A second order method with the same number of steps will give an error of magnitude $10^{-4}$. With the same number of $400$ function evaluations you get $h=0.005$ and an error of about $2.5·10^{-5}$. To get an error of about $10^{-8}$ would need a step size $h=10^{-4}$ with $20 000$ function evaluations.

Note that there are lower limits for the step size. They depend on the integration time interval and the scale of the system function, but roughly for computations using the double type and and order $p$ method, the step size should never be lower than $10^{-15/(p+1)}$, for RK4 thus $10^{-3}$.

To argue about the general error behavior one does not need the details of the method, only their error order. However, any cookbook for numerical methods has RK4, it is not that complicated.

You only need to know that the error of an order $p$ method is proportional to $M_pTh^p$, where $M_p$ is maximum over the coefficient of $h^p$ in the local discretization error, i.e., the difference of $(y_{k+1}-y_k)/h$ to the same quotient for an exact solution.
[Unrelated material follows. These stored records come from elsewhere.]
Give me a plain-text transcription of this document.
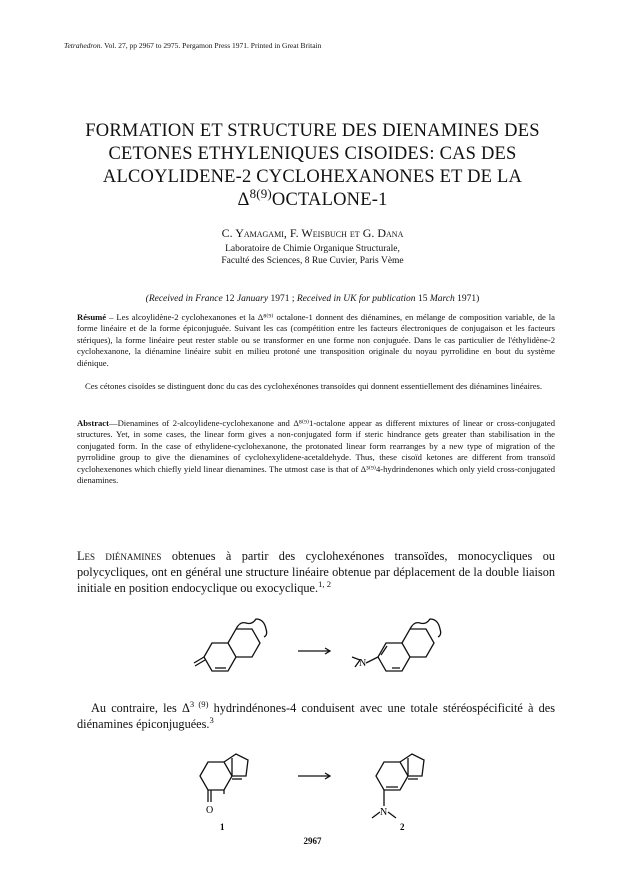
Tetrahedron. Vol. 27, pp 2967 to 2975. Pergamon Press 1971. Printed in Great Britain
FORMATION ET STRUCTURE DES DIENAMINES DES
CETONES ETHYLENIQUES CISOIDES: CAS DES
ALCOYLIDENE-2 CYCLOHEXANONES ET DE LA
$\Delta^{8(9)}OCTALONE-1$
C. Yamagami, F. Weisbuch et G. Dana
Laboratoire de Chimie Organique Structurale,
Faculté des Sciences, 8 Rue Cuvier, Paris Vème
(Received in France 12 January 1971 ; Received in UK for publication 15 March 1971)
Résumé – Les alcoylidène-2 cyclohexanones et la Δ⁸⁽⁹⁾ octalone-1 donnent des diénamines, en mélange de composition variable, de la forme linéaire et de la forme épiconjuguée. Suivant les cas (compétition entre les facteurs électroniques de conjugaison et les facteurs stériques), la forme linéaire peut rester stable ou se transformer en une forme non conjuguée. Dans le cas particulier de l'éthylidène-2 cyclohexanone, la diénamine linéaire subit en milieu protoné une transposition originale du noyau pyrrolidine en bout du système diénique.
Ces cétones cisoïdes se distinguent donc du cas des cyclohexénones transoïdes qui donnent essentiellement des diénamines linéaires.
Abstract—Dienamines of 2-alcoylidene-cyclohexanone and Δ⁸⁽⁹⁾1-octalone appear as different mixtures of linear or cross-conjugated structures. Yet, in some cases, the linear form gives a non-conjugated form if steric hindrance gets greater than stabilisation in the conjugated form. In the case of ethylidene-cyclohexanone, the protonated linear form rearranges by a new type of migration of the pyrrolidine group to give the dienamines of cyclohexylidene-acetaldehyde. Thus, these cisoïd ketones are different from transoïd cyclohexenones which chiefly yield linear dienamines. The utmost case is that of Δ³⁽⁹⁾4-hydrindenones which only yield cross-conjugated dienamines.
Les diénamines obtenues à partir des cyclohexénones transoïdes, monocycliques ou polycycliques, ont en général une structure linéaire obtenue par déplacement de la double liaison initiale en position endocyclique ou exocyclique.$^{1, 2}$
N
Au contraire, les $\Delta^{3 (9)}$ hydrindénones-4 conduisent avec une totale stéréospécificité à des diénamines épiconjuguées.$^3$
O	N
1	2
2967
That is, $M_p$ stands for the scale of the system function and $T$ for the integration interval. The more exact estimate is $M_p/L·(e^{LT}-1)h^p$ with $L$ the Lipschitz constant of the system.

Practical example

Striving for an error level of $10^{-4}$ over the integration interval $T=1$ demands (rounded) $10$ steps for RK4. Second order Heun replaces each of these $10$ steps with again $10$ steps to reach the same error level. Which replaces $40$ evaluations of the function with $200$. The first order Euler method would need $10\,000$ steps and thus function evaluations, $1000$ per RK4 step. That this drastic difference plays out also in actual computations shows the following table, where additionally the methods other than Euler are also tuned to contain the error level $10^{-7}$. The last column computes the coefficient in the formula error = C*h^p with p the order of the method. That it is about constant shows that p is indeed the order.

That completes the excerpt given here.